All sorts of information is now spilling out about how former president Donald Trump's Department of Justice sought to investigate leaks related to the Russia investigation. Under Trump, the department subpoenaed the confidential data of journalists and, apparently, the White House counsel. Both of these are chilling, but arguably the worst violation so far is the Justice Department's investigation into members of Congress, including Adam Schiff, who was spearheading the Russia investigation in Congress.
The reason this is so bad: it actively violated the separation of powers, a core constitutional principle.
The Constitution's framers designed a system in which different branches of government would serve as checks on one other. The basic idea was, in James Madison's famous formula, that ambition must be made to check ambition, so that no one branch could consolidate power in itself and thereby undermine the structure of republican government. With the separation of powers, whenever one branch exercises great power, the others have the capacity to oversee it.
The rules that govern disclosure of classified material are based on executive orders issued by the president. They don't apply to members of Congress — because the president has no jurisdiction over them, and they don't work for the president. For the Department of Justice to investigate members of Congress and seek to determine whether they are leaking classified information thus exceeds the authority of the executive branch.
The laws passed by Congress that criminalize disclosure of classified information almost certainly don't apply to members of Congress. They apply to employees and officers of the federal government — that is, workers in the executive branch. This makes sense insofar as Congress effectively delegated the system of classifying secret information to the executive. Congress could in principle have criminalized leaks by its own members. But it hasn't done so, at least not expressly.

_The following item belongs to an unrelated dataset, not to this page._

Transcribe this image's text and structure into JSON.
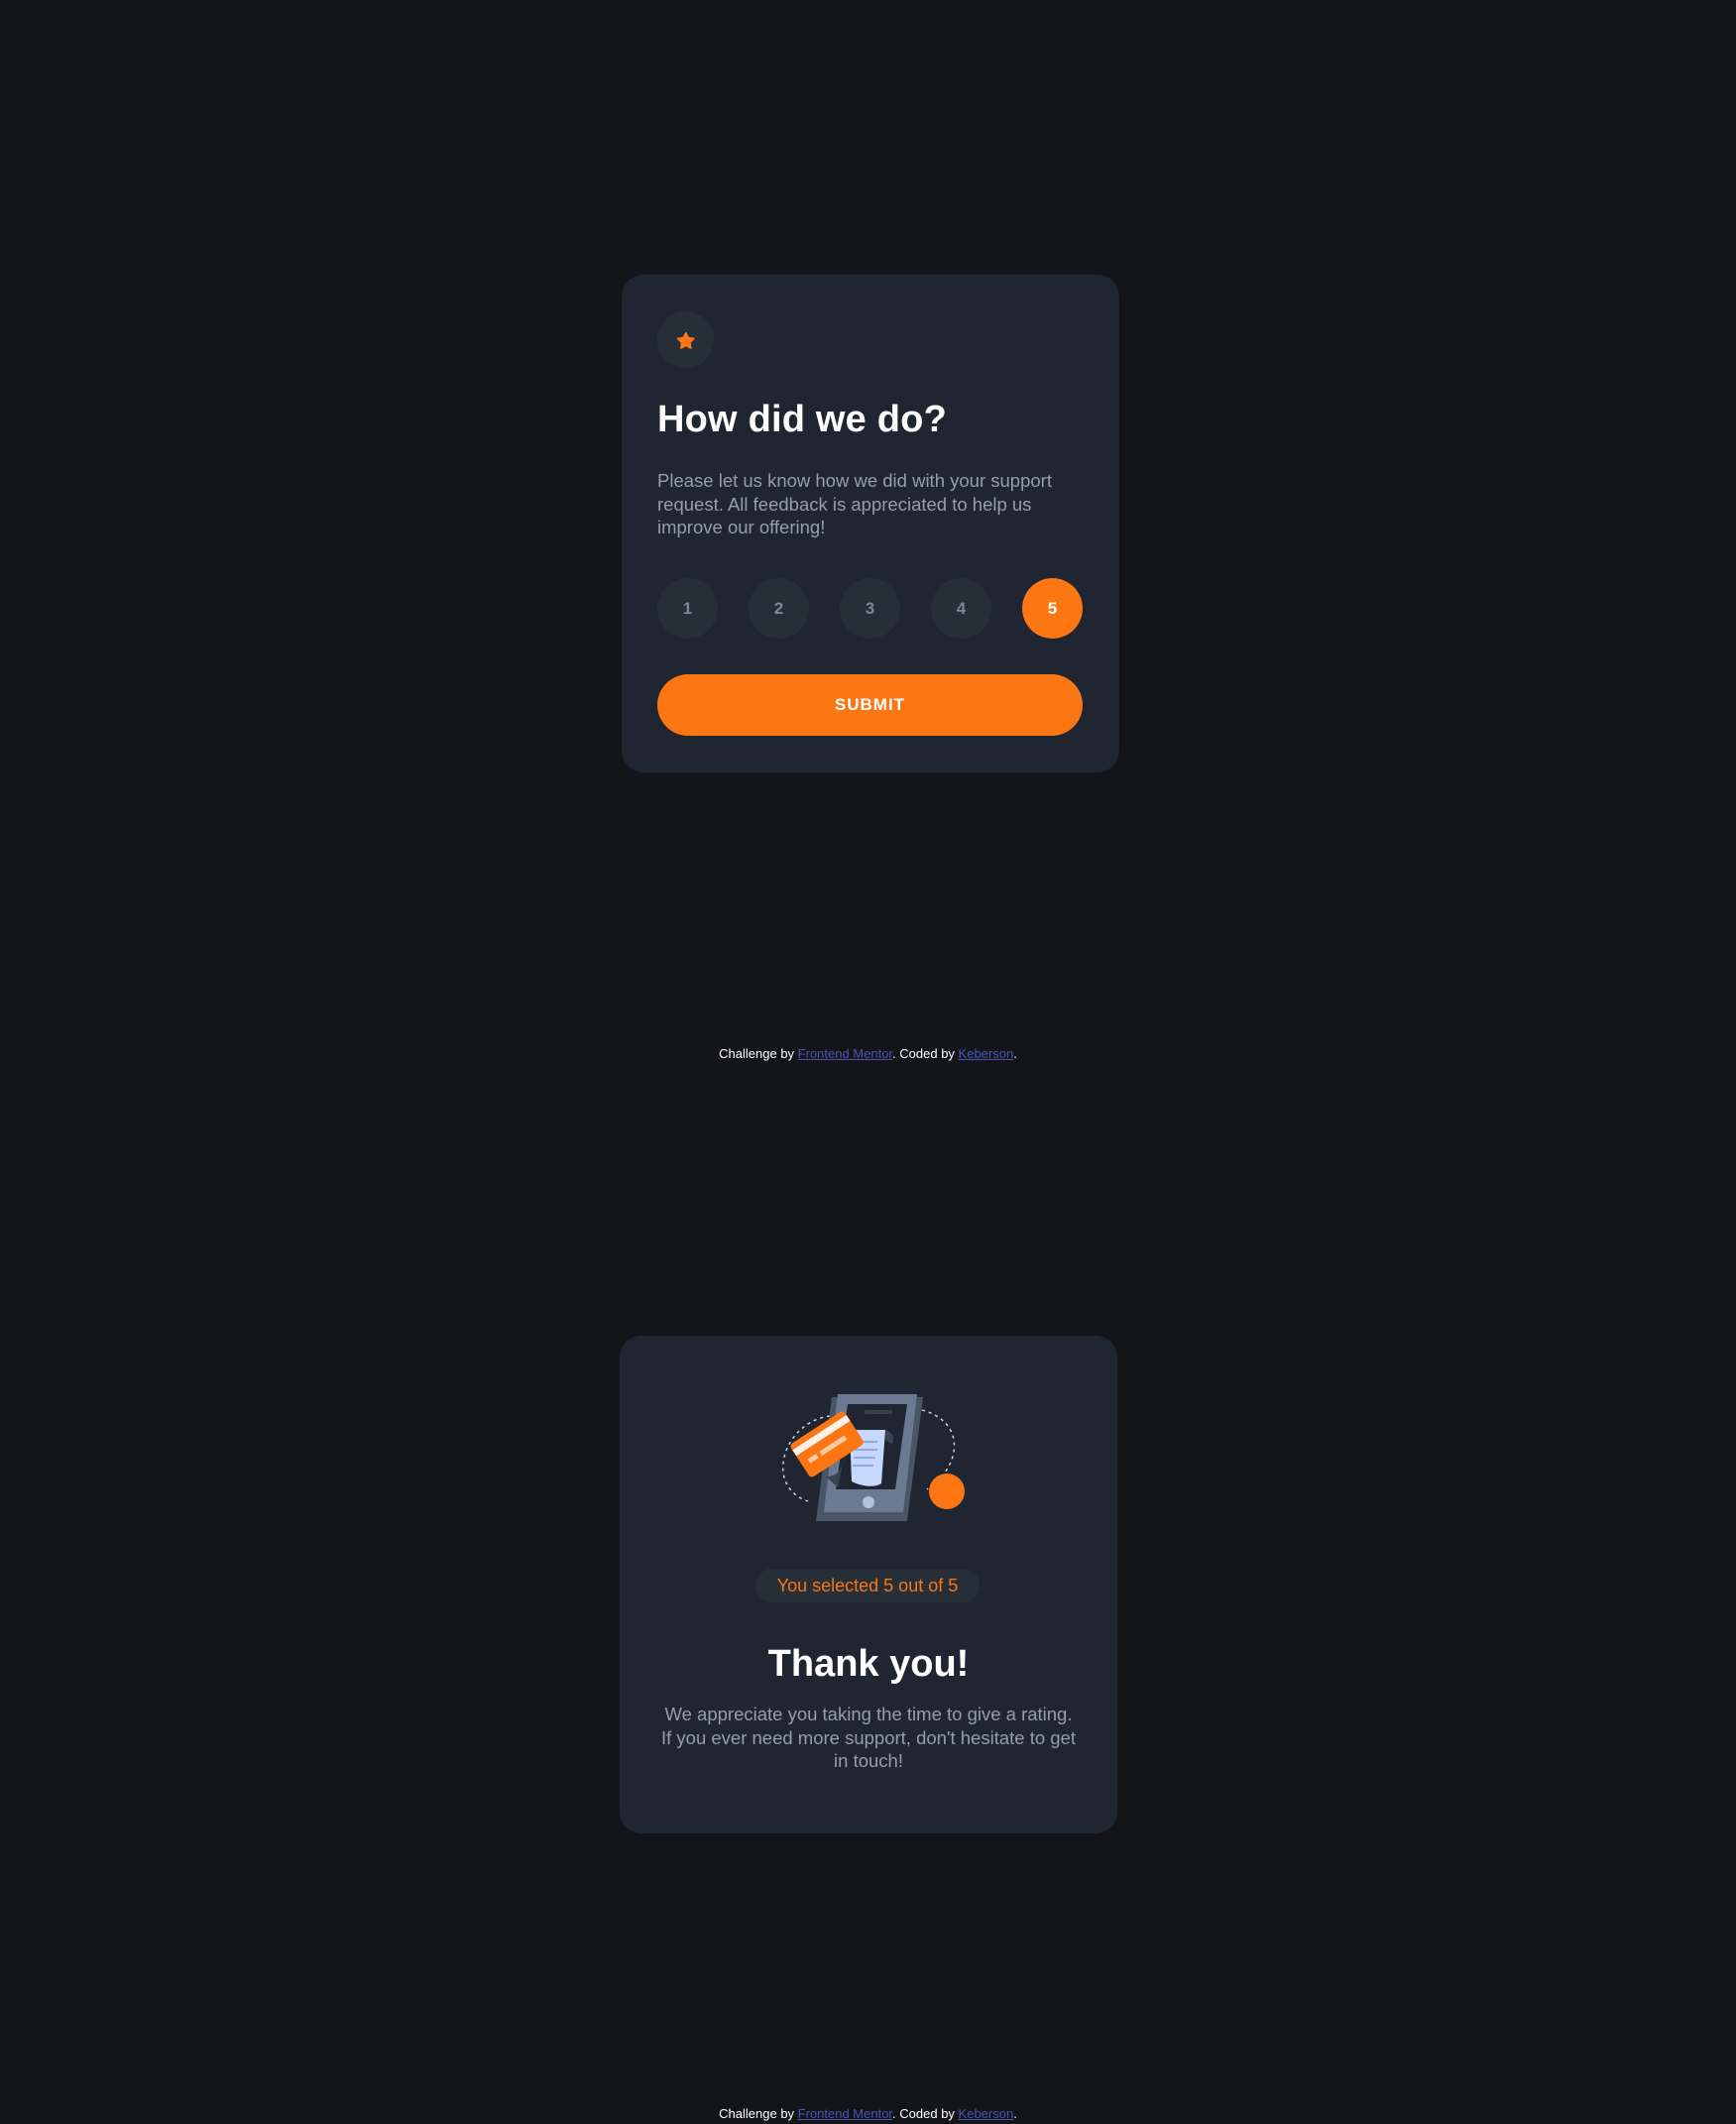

As a result, leaks by members of Congress wouldn't constitute a crime. When the executive branch shares classified information with Congress, it has to trust the people's representatives to keep secrets that are truly crucial to maintain national security.
Congress functions as an official, constitutionally recognized source of oversight over the executive branch. Indeed, even more than the judiciary, which can only assure that the executive branch follows the law when someone brings a case to it, the legislature is the primary institution charged under the Constitution with checking and overseeing the executive. You could formulate it into a simple rule: No congressional oversight, no democracy.
The genuine danger posed by Department of Justice investigations into congressional leaks is that the security apparatus of the executive branch could come to dominate the democratically elected Congress. That would undercut the very capacity of Congress to oversee the executive.